While the sisters have always been close, despite being nine years apart in age, they didn’t begin pursuing big game hunting together until after Keath died. In the past few years, they’ve filled freezers for an orphanage in South Africa together, and on an alligator hunt in Louisiana, Sellers came home with a twelve-foot gator and a scar from scope burn, a memento she wears with pride.

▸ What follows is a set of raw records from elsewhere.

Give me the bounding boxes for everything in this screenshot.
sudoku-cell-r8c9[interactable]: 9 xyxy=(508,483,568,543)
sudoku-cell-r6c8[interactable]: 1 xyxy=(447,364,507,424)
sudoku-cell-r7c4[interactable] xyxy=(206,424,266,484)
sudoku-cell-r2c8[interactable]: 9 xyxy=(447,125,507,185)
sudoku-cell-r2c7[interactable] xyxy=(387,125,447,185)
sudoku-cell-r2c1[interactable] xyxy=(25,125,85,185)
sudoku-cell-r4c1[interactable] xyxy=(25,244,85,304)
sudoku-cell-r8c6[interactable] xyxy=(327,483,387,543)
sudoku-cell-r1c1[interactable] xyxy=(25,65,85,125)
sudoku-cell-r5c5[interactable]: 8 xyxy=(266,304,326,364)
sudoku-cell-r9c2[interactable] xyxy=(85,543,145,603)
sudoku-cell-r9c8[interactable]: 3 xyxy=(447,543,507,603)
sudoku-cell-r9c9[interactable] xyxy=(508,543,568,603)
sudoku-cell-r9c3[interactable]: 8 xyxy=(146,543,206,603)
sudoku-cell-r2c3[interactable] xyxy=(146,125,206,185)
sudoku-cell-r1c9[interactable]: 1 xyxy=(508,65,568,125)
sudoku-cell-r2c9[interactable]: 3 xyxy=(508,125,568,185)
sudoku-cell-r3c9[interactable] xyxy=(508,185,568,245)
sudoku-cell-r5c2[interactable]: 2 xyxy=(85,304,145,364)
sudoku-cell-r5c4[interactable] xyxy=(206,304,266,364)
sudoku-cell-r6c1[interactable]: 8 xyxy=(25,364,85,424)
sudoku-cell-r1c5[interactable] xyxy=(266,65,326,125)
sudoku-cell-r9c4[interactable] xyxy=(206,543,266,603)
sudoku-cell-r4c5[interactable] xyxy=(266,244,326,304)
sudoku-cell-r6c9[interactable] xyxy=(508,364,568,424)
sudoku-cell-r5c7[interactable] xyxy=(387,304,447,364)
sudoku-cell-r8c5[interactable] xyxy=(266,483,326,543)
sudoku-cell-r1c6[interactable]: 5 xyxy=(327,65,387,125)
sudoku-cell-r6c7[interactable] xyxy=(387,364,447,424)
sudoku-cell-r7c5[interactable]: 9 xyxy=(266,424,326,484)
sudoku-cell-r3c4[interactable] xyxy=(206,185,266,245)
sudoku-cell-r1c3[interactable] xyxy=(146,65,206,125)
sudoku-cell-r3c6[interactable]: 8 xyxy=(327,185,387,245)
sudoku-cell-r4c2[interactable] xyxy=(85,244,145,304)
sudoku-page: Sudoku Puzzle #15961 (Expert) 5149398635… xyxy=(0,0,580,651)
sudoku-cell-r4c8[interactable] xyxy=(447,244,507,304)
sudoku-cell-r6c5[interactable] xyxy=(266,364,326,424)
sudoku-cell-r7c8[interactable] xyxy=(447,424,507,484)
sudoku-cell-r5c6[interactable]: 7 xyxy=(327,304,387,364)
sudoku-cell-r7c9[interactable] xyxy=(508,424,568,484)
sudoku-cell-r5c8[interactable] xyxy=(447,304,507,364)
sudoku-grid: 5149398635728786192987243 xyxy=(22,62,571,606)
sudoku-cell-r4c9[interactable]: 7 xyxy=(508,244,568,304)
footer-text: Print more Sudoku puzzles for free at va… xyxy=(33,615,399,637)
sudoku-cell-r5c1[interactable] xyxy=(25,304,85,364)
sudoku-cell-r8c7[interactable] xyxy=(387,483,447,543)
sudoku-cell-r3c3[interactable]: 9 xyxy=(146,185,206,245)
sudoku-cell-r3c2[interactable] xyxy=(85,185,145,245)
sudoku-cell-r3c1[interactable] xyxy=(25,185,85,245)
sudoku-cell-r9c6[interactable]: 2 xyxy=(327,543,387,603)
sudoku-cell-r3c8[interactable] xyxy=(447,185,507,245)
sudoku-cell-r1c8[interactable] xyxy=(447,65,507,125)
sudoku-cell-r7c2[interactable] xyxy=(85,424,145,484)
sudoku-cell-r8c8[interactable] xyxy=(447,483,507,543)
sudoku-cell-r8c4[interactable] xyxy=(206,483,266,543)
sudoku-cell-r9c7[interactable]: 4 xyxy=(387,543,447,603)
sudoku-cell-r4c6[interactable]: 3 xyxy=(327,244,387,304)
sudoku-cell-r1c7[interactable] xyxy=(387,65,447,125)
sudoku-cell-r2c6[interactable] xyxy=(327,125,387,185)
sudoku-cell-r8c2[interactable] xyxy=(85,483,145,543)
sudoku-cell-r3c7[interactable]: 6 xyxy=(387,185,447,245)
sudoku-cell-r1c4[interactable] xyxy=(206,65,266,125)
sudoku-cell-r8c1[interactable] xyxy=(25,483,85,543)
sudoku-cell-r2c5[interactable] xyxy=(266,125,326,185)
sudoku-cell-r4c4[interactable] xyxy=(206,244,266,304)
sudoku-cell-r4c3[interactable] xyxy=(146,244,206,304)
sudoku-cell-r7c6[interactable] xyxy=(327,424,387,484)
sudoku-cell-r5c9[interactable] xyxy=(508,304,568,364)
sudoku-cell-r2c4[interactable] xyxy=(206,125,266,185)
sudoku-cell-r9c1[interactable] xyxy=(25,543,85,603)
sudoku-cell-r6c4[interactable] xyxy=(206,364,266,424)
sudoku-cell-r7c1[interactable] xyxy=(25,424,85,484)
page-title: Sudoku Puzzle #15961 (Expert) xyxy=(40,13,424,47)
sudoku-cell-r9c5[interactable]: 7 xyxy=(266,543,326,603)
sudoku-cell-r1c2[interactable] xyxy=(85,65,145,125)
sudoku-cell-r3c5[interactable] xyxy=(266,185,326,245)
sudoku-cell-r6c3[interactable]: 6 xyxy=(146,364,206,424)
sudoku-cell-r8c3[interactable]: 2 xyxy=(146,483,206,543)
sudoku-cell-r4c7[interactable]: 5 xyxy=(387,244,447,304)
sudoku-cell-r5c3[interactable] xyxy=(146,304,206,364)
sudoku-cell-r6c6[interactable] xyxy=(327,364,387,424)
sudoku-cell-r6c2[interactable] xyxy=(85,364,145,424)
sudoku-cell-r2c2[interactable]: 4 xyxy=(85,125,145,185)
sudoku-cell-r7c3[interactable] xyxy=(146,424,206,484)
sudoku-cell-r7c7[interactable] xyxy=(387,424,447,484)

“I call that my gator scratch, and I won’t let any surgeon or Botox ever touch it,” she says. “I’m so proud of it. I want it right there, ‘cause I’m like, don’t mess with me.”
The connection they feel to the land is personal and generational. Recently, they acquired their family’s farm in Bolivar County, where their roots run deep. “Our ancestors, they stuck together,” says Killebrew. “When someone passed away and when somebody had it hard, they ended up just taking care of each other.”
Their great-aunt, Laura Maie Keeler, became a formative figure in the family legacy. At eighteen, after losing her father and brothers to typhoid fever, she left school in Virginia to come home and take over the family plantation near Shelby. She built a church and a school for the people who worked there and became known as a strong and principled leader.

“That was the kind of person she was—that’s our lineage,” Killebrew says. “You have to be a strong Delta woman who just picks it up and keeps on moving forward and tries to make an example for their children.”
Killebrew showed all the character her kids need to see when she decided to undergo IVF using an embryo that she and Keath saved from her pregnancy in 2020—the fraternal twin of Sara Elizabeth, the daughter they lost to complications from COVID. Scarlett Ellis Killebrew, born in tribute to her late father and sister, is now eight months old and healthy.
Back in Alaska, Killebrew and Sellers battled freezing weather to bag those grizzlies, including a massive, ten-foot, two-inch bear Killebrew felled with a .375-caliber rifle. “Heather dropped hers immediately,” she recalls, “but I shot mine just below the shoulder, and he ran for sixty yards. They eat bullets.” Remembering a story one of their guides shared about his father, who had been severely mauled by a grizzly, she decided not to take chances on becoming a victim herself. “When I walked up on him, I shot him a second time and was about to rack for a third when my guide said, ‘He’s dead, I promise.’”

There’s humor in the way she tells it, but also a hint of the grit that’s kept them going when it would have been easier to retreat.
“You have a choice,” Killebrew says. “Am I just going to fold and pull the covers over my head? Or am I going to try to enjoy the life I have and play the cards I have? For us, giving up isn’t an option.”